Welcome to the third and final blog post in our marathon series. You've already got our five top tips, you're clued up on nutrition, and now your body's ready, but it's your mind you've got to convince. For a dose of inspiration, we've pulled together some of our top tips, and asked the runners who know the struggle and how to overcome it all too well.
Take five minutes before your race to collect your thoughts, review your race plan, and use your motivation to remind yourself why you're there. You've already done the hard work and earned your medal. It's time to pick it up.
Work the crowd. They're there to cheer you on, so having your name clearly printed or attached to your top can give you a huge boost. Hell, pretend you're famous when everyone's shouting your name.

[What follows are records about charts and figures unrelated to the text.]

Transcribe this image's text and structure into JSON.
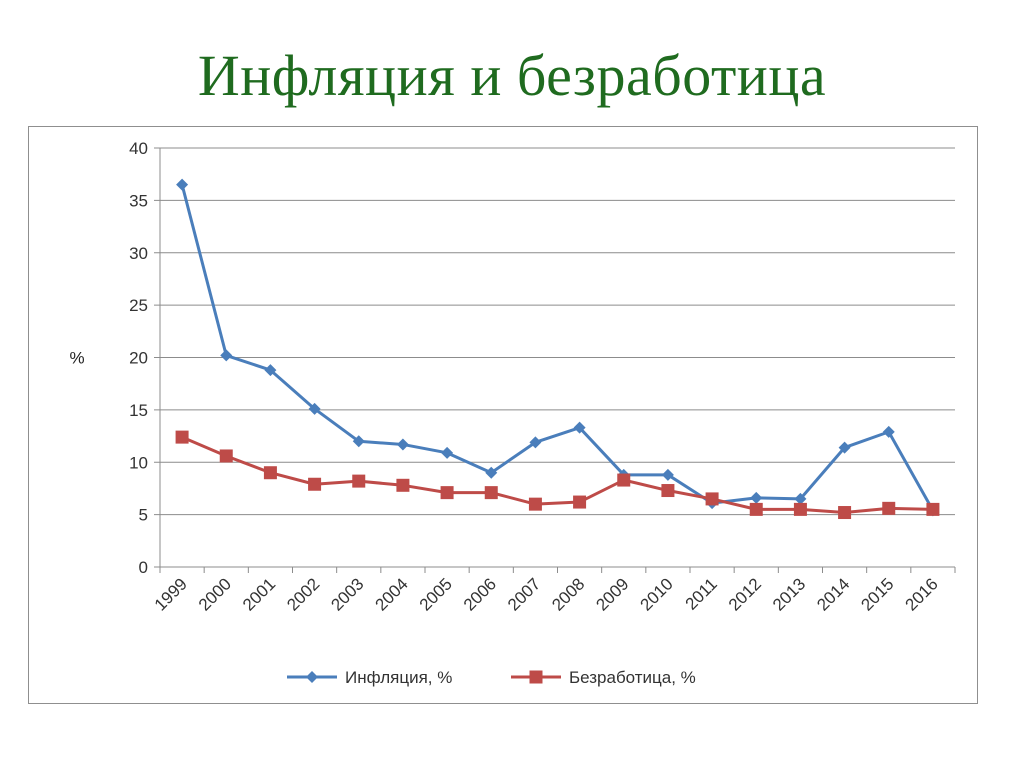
{
  "title": "Инфляция и безработица",
  "chart_data": {
    "type": "line",
    "ylabel": "%",
    "xlabel": "",
    "ylim": [
      0,
      40
    ],
    "yticks": [
      0,
      5,
      10,
      15,
      20,
      25,
      30,
      35,
      40
    ],
    "grid": true,
    "legend_position": "bottom",
    "categories": [
      "1999",
      "2000",
      "2001",
      "2002",
      "2003",
      "2004",
      "2005",
      "2006",
      "2007",
      "2008",
      "2009",
      "2010",
      "2011",
      "2012",
      "2013",
      "2014",
      "2015",
      "2016"
    ],
    "series": [
      {
        "name": "Инфляция, %",
        "color": "#4a7ebb",
        "marker": "diamond",
        "values": [
          36.5,
          20.2,
          18.8,
          15.1,
          12.0,
          11.7,
          10.9,
          9.0,
          11.9,
          13.3,
          8.8,
          8.8,
          6.1,
          6.6,
          6.5,
          11.4,
          12.9,
          5.4
        ]
      },
      {
        "name": "Безработица, %",
        "color": "#be4b48",
        "marker": "square",
        "values": [
          12.4,
          10.6,
          9.0,
          7.9,
          8.2,
          7.8,
          7.1,
          7.1,
          6.0,
          6.2,
          8.3,
          7.3,
          6.5,
          5.5,
          5.5,
          5.2,
          5.6,
          5.5
        ]
      }
    ]
  }
}
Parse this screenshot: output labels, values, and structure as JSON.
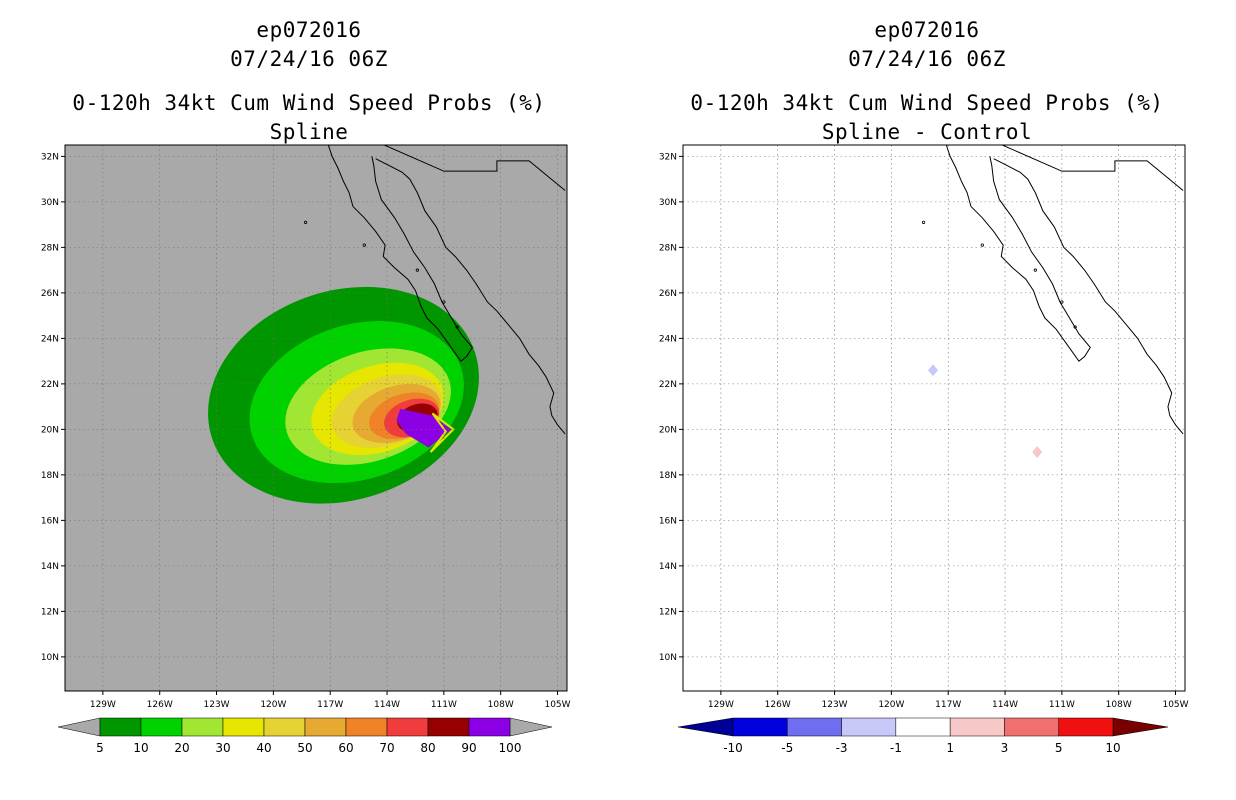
{
  "left": {
    "title_line1": "ep072016",
    "title_line2": "07/24/16 06Z",
    "title_line3": "0-120h 34kt Cum Wind Speed Probs (%)",
    "title_line4": "Spline",
    "background": "#a9a9a9",
    "colorbar": {
      "labels": [
        "5",
        "10",
        "20",
        "30",
        "40",
        "50",
        "60",
        "70",
        "80",
        "90",
        "100"
      ],
      "colors": [
        "#009600",
        "#00d200",
        "#a0e632",
        "#e6e600",
        "#e6d232",
        "#e6aa32",
        "#f08228",
        "#f03c3c",
        "#960000",
        "#8c00e6"
      ],
      "end_low": "#a9a9a9",
      "end_high": "#a9a9a9"
    }
  },
  "right": {
    "title_line1": "ep072016",
    "title_line2": "07/24/16 06Z",
    "title_line3": "0-120h 34kt Cum Wind Speed Probs (%)",
    "title_line4": "Spline - Control",
    "background": "#ffffff",
    "colorbar": {
      "labels": [
        "-10",
        "-5",
        "-3",
        "-1",
        "1",
        "3",
        "5",
        "10"
      ],
      "colors": [
        "#0000dc",
        "#6e6eee",
        "#c8c8f8",
        "#ffffff",
        "#f8c8c8",
        "#f07070",
        "#f01010"
      ],
      "end_low": "#000096",
      "end_high": "#780000"
    }
  },
  "chart_data": [
    {
      "type": "contour-map",
      "title": "0-120h 34kt Cum Wind Speed Probs (%) - Spline",
      "x_ticks": [
        "129W",
        "126W",
        "123W",
        "120W",
        "117W",
        "114W",
        "111W",
        "108W",
        "105W"
      ],
      "y_ticks": [
        "32N",
        "30N",
        "28N",
        "26N",
        "24N",
        "22N",
        "20N",
        "18N",
        "16N",
        "14N",
        "12N",
        "10N"
      ],
      "x_range_lon": [
        -131.0,
        -104.5
      ],
      "y_range_lat": [
        8.5,
        32.5
      ],
      "contour_levels": [
        5,
        10,
        20,
        30,
        40,
        50,
        60,
        70,
        80,
        90,
        100
      ],
      "storm_center": {
        "lon": -110.5,
        "lat": 20.0
      },
      "prob_field_center": {
        "lon": -113.6,
        "lat": 21.0
      }
    },
    {
      "type": "contour-map",
      "title": "0-120h 34kt Cum Wind Speed Probs (%) - Spline - Control",
      "x_ticks": [
        "129W",
        "126W",
        "123W",
        "120W",
        "117W",
        "114W",
        "111W",
        "108W",
        "105W"
      ],
      "y_ticks": [
        "32N",
        "30N",
        "28N",
        "26N",
        "24N",
        "22N",
        "20N",
        "18N",
        "16N",
        "14N",
        "12N",
        "10N"
      ],
      "x_range_lon": [
        -131.0,
        -104.5
      ],
      "y_range_lat": [
        8.5,
        32.5
      ],
      "contour_levels": [
        -10,
        -5,
        -3,
        -1,
        1,
        3,
        5,
        10
      ],
      "anomalies": [
        {
          "lon": -117.8,
          "lat": 22.6,
          "sign": "negative",
          "color": "#c8c8f8"
        },
        {
          "lon": -112.3,
          "lat": 19.0,
          "sign": "positive",
          "color": "#f8c8c8"
        }
      ]
    }
  ]
}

Look up, around, and embrace the atmosphere and the amazing city you're running through. When we look down at the ground we tend to internalise and it's easier to focus on the negatives.
If you're zoning out, hitting a wall, or need something to focus on, rather than having music in the background, sing along to every lyric (in your head...or out loud...). Loose yourself in the music.
It's all about your language. Make sure your inner voice has your back, because how you talk to yourself will affect how you feel. Rather than highlighting anxieties and thinking things like 'I hope I don't peak too early, I hope I hit my time', reframe them and think about feeling confident, relaxed and enjoying the day. Did you wake up nervous? No, you woke up excited...you've got this.
ASICS front runner and Tribe ambassador | @escapingthecity
Split your race into manageable chunks. Mentally it's so much easier to focus on getting to the end of the next 5 miles (and the next 5 after that...) rather than thinking of the actual total distance to the finish.
Nike Run Club Pacer | @murraylaura
Photo credit: Will Patrick.
Stay calm and believe in your hard work and your recovery in the run up. Believing YOU CAN makes that finish line come quicker.
I don't think about the whole distance. Take each mile as it comes, and just tick them off one by one. Focusing on the mile in hand has been key to my training this year, and it's definitely what's going to help me get through the marathon on the day!
Dedicate each mile (or at least the last 6) to someone you know!
Runner, explorer and full-time city lawyer | @lucy_fitness | lucyfitness.com
When training's been tough I've been repeating "I can and I am". Believing I can run the distance and setting off with a positive mindset, remembering how lucky I am to be running London is really exciting.
Freelance writer, runner, cyclist and founder of Queen Of The Mile | www.queenofthemile.com | @queenofthe_mile
It's really important not to go into a marathon with specific expectations. I did this on my first marathon by chasing a time that, in hindsight, was well beyond my reach. Rather than relaxing and just acknowledging my sense of achievement for even finishing the course, I just felt disappointed. The trick is to not put any pressure on yourself, chill out and just keep putting one foot in front of the other. The last time I did that, I got a PB!
Ultra marathon runner and endurance athlete | www.adventureferg.com | @adventureferg
I find counting up or down from 50 or 100 with each breath helps focus my mind, and splits the race down into lots of little chunks. I find this really useful - by the time you've done this a couple of times, you'll nearly have done a kilometre, and so on.
Charlie Brown, LDN Brunch Club
A club for running, working out and brunching across London | www.ldnbrunchclub.co.uk | @ldnbrunchclub
Think of the race as the celebration of all your hard work. After weeks and weeks of training, race day is the time to fully appreciate and revel in the journey that you've taken to get to that start line. Let the crowd's cheers spur you on and go and grab that medal that you most certainly deserve.